La couverture de Lasth représente assez bien la folie qui imprègne les pages de ce roman, avec un monstre qui demande juste à vivre alors qu’il est traqué, humilié,… Bref, cette image vient placer immédiatement le lecteur dans le contexte qu’il va découvrir dans ce livre. La présentation de l’éditeur est assez bien faite pour donner réellement envie :
Le Grendel de John Gardner est à la saga de Beowulf ce que l’Ulysse de James Joyce est à L’Odyssée d’Homère. Dans les deux cas, il s’agit d’une complète trahison. Cette violence faite au texte original n’est rendue possible que par une claire compréhension de l’œuvre, et se justifie par un impératif supérieur, celui de la création littéraire. Chez John Gardner, l’acte de réécriture se double d’une dette jamais acquittée à l’égard de son frère dont il est le meurtrier.
Xavier Mauméjean.
Grendel, qui narre l’épopée de Beowulf du point de vue du monstre, s’est imposé en moins de quarante ans comme un des grands classiques de la fantasy anglo-saxonne. Court, brutal, d’un humour ravageur, ce conte philosophique frappe le lecteur avec la force d’une comète, dans l’éblouissement.
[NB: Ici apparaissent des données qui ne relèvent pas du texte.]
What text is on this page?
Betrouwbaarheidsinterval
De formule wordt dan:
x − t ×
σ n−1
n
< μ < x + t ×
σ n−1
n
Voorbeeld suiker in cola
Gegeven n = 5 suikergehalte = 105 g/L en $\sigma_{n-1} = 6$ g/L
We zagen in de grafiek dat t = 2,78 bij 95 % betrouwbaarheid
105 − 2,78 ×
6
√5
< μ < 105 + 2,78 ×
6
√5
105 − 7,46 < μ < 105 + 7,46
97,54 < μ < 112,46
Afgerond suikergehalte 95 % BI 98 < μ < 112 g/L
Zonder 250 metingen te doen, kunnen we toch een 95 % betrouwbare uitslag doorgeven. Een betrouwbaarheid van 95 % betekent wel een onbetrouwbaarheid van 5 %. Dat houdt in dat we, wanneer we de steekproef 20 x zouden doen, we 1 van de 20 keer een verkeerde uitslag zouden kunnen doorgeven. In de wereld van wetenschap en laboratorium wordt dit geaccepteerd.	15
L’histoire de Grendel est émouvante, éprouvante et excessivement morale. Ce sont les points que je note en priorité suite à ma lecture. Rien à redire du point de vue stylistique en tout cas, tout est orchestré de main de maître et la traduction est elle aussi excellente. Mais il ne va pas falloir s’arrêter aux prémices littéraires pour comprendre le sens véritable de ce roman à la portée philosophique impressionnante.
Car qu’est-ce qu’être un monstre ? John Gardner pose cette question au lecteur, au regard de sa propre expérience malheureuse avec son frère. Hanté, il se voit comme un monstre. Mais ceux-ci n’ont-ils pas droit à la rédemption ? Leur Némésis doit-elle toujours les vaincre ? Autant de concepts jetés comme des bouteilles à la mer par un auteur de grand talent.
En tant que spécialiste de la littérature médiévale, on ne peut pas dire qu’il soit hors-jeu dans les descriptions qu’il fait tout comme dans l’univers qu’il crée. Cette profondeur scénaristique vient appuyer un propos bouleversant.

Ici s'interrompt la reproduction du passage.